Builds a certificate from the current proof ledger and exports it. The certificate captures identity metadata, the ledger anchor (head hash, record count, first/last timestamps), the chain verdict (intact / tampered), coverage including percentages, and the lists of bound inputs, bound vectors, signed cells, and signed blocks.

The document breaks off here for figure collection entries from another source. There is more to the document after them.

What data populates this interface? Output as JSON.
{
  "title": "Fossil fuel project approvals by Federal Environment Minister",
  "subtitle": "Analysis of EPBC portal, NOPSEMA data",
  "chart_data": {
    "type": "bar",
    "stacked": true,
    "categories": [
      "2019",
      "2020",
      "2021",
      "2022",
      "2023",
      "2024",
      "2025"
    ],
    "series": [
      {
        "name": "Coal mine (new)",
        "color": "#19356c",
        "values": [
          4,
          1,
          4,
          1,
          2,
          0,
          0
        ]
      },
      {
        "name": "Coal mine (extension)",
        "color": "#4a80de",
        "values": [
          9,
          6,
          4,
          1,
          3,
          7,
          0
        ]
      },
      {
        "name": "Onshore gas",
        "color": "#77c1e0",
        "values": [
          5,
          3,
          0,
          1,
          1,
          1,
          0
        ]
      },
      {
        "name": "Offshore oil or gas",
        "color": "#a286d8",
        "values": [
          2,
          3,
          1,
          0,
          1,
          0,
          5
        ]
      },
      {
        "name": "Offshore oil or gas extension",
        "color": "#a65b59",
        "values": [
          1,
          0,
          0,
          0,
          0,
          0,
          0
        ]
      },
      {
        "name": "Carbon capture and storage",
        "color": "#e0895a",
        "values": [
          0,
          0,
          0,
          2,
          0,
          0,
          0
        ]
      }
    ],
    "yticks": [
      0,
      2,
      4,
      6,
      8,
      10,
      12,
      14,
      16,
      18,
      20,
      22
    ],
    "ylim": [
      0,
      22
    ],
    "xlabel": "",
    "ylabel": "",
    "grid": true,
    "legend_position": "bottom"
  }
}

Issuing a certificate also appends a CertificateIssued record to the ledger, which is the tamper-evident audit trail (the exported file is a copy).

Export formats

  • JSON — for auditors and tooling.
  • Excel workbook — a branded multi-sheet summary (dashboard, bindings, vectors, signatures, signed blocks).
  • PDF — a printable bundle of those sheets.

Steps

  1. With proof records present in the workbook, ModelXcel Pro → Proof → Certificate.
  2. Optionally enter who it’s issued to and a purpose.
  3. Choose a format and save location.

The Certificate is self-hashed, not signed

The certificate carries a SHA-256 self-hash: serialize the canonical JSON with the hash field cleared, hash it, and store the digest. Editing an exported certificate changes its self-hash and fails the built-in check. But this is not an Ed25519 (or any public-key) signature, and the Certificate file is not externally verifiable — anyone can regenerate a self-hashed certificate. For an externally verifiable, signed artifact, use Replay Proof, which produces a .mxreplay.signed Ed25519 envelope.

What it proves

It attests the ledger state at a point in time: which inputs were bound (with SHA-256 snapshots), which cells were signed, the coverage, and that the chain was intact. It does not prove that formulas, assumptions, or outputs are correct, that source data is accurate, or anything about model design. See What proof proves — and what it doesn’t.